Skip to main content

Het verdwenen graf van Meinoud Rost van Tonningen

09 juli 2009

 

Na de executies van Max Blokzijl en Anton Mussert werden beide mannen begraven in een massagraf op de Algemene begraafplaats aan de Kerkhoflaan in Den Haag. Eerder al waren Meinoud Rost van Tonningen en Robert van Genechten in hetzelfde massagraf begraven. Rost van Tonningen pleegde zelfmoord in de strafgevangenis, nog voor het tot een proces was gekomen. Hij stierf op 6 juni 1945. Robert van Genechten werd na een proces ter dood veroordeeld, maar pleegde zelfmoord.
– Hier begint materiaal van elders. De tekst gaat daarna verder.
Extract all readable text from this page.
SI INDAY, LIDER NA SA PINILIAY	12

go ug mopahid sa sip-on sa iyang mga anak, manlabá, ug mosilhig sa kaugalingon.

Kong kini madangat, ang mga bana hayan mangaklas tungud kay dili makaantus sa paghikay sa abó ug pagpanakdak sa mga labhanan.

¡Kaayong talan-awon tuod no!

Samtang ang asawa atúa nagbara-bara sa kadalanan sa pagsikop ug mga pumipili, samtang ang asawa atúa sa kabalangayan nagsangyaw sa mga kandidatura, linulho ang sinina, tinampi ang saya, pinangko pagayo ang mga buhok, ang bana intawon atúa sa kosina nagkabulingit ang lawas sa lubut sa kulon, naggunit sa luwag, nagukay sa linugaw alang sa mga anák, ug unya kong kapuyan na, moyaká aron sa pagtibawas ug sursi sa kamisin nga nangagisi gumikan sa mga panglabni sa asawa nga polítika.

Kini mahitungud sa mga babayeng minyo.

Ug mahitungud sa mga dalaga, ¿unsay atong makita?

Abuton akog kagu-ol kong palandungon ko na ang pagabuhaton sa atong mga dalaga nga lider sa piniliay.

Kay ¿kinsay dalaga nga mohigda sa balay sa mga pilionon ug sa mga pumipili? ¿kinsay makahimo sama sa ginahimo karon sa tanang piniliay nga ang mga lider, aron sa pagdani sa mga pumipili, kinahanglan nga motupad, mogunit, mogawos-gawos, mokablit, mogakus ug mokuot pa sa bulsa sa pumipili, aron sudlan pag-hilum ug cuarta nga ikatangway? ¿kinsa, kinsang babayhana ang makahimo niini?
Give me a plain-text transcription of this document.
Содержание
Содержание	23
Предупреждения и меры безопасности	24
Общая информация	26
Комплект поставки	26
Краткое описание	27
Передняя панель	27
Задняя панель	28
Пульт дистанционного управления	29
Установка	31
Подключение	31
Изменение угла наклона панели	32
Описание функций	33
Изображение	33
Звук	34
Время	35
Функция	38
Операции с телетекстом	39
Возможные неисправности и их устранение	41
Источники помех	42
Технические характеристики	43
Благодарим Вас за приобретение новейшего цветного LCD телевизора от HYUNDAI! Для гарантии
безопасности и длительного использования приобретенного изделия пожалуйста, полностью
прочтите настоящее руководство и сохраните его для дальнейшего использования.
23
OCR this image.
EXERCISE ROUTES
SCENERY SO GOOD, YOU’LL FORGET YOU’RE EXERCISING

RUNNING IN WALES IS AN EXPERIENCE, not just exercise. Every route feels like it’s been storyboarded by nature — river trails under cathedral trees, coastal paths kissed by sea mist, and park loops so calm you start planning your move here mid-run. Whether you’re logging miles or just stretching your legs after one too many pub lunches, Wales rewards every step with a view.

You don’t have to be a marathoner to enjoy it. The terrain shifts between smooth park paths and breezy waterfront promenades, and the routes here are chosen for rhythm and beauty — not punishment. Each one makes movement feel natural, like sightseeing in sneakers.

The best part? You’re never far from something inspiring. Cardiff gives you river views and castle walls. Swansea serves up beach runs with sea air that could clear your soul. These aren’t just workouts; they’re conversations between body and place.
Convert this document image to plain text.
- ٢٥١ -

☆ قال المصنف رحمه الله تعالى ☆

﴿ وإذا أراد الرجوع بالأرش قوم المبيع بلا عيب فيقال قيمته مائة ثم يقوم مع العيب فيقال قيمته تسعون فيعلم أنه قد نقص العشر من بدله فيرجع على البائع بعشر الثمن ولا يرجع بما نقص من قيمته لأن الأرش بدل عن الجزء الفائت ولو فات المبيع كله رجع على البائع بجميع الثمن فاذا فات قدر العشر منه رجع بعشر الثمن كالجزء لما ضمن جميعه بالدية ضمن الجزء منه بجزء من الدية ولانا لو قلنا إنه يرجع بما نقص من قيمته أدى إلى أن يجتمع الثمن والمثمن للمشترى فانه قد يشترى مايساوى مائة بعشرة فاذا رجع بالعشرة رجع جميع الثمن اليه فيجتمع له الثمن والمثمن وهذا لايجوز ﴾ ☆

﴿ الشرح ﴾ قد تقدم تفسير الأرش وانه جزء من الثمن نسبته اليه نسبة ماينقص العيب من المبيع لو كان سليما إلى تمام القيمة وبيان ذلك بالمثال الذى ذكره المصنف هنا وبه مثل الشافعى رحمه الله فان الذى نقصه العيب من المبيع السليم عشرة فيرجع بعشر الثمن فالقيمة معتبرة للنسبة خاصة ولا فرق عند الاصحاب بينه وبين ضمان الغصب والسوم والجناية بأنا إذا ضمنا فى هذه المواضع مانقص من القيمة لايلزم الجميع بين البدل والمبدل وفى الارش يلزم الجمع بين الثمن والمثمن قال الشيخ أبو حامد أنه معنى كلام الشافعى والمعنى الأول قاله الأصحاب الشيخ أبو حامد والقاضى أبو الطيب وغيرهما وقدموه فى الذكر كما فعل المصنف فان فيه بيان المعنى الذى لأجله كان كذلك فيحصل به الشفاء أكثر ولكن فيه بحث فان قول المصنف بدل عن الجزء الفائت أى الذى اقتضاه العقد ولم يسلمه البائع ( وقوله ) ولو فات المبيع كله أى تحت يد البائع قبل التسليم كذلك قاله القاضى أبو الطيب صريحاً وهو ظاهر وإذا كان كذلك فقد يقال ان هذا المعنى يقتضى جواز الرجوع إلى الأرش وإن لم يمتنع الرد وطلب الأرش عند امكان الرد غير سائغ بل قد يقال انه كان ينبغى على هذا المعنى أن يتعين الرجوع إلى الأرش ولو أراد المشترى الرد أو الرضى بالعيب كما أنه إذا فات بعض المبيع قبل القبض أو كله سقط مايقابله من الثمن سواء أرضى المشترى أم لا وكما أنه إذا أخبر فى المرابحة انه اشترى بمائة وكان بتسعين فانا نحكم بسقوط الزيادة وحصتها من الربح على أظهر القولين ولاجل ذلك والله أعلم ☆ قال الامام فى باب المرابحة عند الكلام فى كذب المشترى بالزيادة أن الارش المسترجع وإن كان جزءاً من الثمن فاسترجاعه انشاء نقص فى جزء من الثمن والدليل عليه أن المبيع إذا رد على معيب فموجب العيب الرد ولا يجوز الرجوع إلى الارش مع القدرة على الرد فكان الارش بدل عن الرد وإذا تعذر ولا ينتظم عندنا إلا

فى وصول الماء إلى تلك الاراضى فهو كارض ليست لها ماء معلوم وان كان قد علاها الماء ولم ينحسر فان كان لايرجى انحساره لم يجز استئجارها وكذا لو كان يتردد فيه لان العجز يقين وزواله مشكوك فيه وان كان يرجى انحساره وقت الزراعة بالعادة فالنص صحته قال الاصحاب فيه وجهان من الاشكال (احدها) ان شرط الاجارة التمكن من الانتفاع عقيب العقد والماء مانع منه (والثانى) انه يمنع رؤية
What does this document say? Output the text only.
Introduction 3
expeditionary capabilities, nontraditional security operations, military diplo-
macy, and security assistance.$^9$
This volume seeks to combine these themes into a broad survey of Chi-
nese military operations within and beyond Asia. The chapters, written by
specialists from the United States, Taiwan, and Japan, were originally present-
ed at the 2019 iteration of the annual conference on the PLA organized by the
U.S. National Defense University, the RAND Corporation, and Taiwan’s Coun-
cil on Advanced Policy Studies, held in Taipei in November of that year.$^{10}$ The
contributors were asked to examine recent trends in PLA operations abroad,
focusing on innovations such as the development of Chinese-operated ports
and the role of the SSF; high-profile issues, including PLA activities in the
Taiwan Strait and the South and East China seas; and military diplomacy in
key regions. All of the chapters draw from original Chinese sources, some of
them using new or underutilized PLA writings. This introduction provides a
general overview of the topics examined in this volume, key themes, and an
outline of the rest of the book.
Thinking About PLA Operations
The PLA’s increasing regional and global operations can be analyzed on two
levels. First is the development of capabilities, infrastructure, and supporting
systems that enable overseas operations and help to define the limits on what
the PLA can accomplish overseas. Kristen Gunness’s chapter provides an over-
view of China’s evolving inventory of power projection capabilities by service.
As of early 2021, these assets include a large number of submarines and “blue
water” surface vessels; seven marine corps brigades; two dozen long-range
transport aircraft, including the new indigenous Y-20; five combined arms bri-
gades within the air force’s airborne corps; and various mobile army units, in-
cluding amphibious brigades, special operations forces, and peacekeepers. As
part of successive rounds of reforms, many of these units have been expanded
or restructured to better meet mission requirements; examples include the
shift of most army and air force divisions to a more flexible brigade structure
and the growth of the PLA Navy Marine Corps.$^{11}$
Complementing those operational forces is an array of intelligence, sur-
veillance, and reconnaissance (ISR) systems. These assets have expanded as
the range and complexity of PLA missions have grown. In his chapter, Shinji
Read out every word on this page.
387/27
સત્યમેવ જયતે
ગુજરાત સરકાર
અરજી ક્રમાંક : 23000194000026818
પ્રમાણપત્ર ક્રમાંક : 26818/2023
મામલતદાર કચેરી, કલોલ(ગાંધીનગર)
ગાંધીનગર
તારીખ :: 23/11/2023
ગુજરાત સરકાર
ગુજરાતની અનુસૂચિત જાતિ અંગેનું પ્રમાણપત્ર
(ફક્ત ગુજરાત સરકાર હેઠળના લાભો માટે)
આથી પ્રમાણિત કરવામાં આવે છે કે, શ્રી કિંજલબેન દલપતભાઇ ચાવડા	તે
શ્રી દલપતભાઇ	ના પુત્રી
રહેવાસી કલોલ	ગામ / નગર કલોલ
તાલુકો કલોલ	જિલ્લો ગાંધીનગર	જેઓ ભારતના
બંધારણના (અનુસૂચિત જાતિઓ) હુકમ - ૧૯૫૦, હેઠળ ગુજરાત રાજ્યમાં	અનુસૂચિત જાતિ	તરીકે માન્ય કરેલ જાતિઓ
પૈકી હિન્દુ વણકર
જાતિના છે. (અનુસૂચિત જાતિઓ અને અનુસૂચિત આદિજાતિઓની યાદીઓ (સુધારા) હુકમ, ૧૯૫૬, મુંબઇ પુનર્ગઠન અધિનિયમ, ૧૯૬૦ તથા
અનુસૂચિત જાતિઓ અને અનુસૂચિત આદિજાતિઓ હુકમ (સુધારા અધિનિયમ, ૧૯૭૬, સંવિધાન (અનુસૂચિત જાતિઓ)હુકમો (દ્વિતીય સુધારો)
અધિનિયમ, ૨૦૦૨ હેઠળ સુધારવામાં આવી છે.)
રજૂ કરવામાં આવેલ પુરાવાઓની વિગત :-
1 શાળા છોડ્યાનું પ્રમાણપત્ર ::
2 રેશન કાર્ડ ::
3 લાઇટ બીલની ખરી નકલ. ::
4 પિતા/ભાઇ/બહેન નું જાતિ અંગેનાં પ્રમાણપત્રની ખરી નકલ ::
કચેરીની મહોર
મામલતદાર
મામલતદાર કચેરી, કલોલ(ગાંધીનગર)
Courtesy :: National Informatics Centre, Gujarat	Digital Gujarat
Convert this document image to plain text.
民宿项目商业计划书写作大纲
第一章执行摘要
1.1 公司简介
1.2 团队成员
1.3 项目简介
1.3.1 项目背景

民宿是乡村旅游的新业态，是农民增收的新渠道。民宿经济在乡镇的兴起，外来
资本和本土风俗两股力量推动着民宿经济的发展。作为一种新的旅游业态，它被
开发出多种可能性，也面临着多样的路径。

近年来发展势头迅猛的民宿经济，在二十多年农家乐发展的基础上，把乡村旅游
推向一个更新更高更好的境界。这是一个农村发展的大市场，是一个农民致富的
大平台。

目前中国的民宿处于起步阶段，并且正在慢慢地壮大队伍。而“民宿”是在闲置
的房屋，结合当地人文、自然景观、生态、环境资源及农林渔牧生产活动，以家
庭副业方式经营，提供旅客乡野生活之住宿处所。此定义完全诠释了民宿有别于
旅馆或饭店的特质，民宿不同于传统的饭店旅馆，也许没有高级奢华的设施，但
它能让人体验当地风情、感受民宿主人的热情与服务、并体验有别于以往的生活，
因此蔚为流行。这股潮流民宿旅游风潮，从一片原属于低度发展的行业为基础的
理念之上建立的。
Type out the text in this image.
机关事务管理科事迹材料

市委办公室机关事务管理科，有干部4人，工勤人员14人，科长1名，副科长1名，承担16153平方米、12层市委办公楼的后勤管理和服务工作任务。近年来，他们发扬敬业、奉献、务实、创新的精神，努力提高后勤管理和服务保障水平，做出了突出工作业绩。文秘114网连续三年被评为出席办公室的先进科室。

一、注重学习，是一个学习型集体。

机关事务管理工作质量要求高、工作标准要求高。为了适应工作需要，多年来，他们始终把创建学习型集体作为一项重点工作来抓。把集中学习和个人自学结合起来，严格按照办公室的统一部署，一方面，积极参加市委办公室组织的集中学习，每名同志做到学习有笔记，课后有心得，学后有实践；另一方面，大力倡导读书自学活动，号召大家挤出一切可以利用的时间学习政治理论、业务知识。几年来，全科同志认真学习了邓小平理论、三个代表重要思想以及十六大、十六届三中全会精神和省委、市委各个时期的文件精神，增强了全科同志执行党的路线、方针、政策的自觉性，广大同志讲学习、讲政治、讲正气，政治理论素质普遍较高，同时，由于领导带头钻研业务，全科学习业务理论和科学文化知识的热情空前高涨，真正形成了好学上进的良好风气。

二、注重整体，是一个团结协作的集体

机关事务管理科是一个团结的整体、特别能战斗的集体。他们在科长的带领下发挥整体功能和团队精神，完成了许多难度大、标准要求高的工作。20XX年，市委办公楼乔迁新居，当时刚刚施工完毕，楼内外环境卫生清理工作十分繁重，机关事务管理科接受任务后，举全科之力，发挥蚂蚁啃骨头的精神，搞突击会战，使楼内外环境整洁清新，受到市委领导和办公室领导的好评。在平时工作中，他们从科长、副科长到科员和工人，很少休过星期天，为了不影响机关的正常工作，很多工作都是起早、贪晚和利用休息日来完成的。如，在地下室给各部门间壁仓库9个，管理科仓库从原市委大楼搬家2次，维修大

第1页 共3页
Dat deed hij op 13 december 1945, de dag nadat hij had gehoord dat Mussert ter dood was veroordeeld. Robert van Genechten zou in 1958 herbegraven worden in Utrecht. De beenderen van Anton Mussert zouden eindigen in een knekelput, tenminste volgens de officiële lezing. Wat gebeurde er met de resten van Meinoud Rost van Tonningen?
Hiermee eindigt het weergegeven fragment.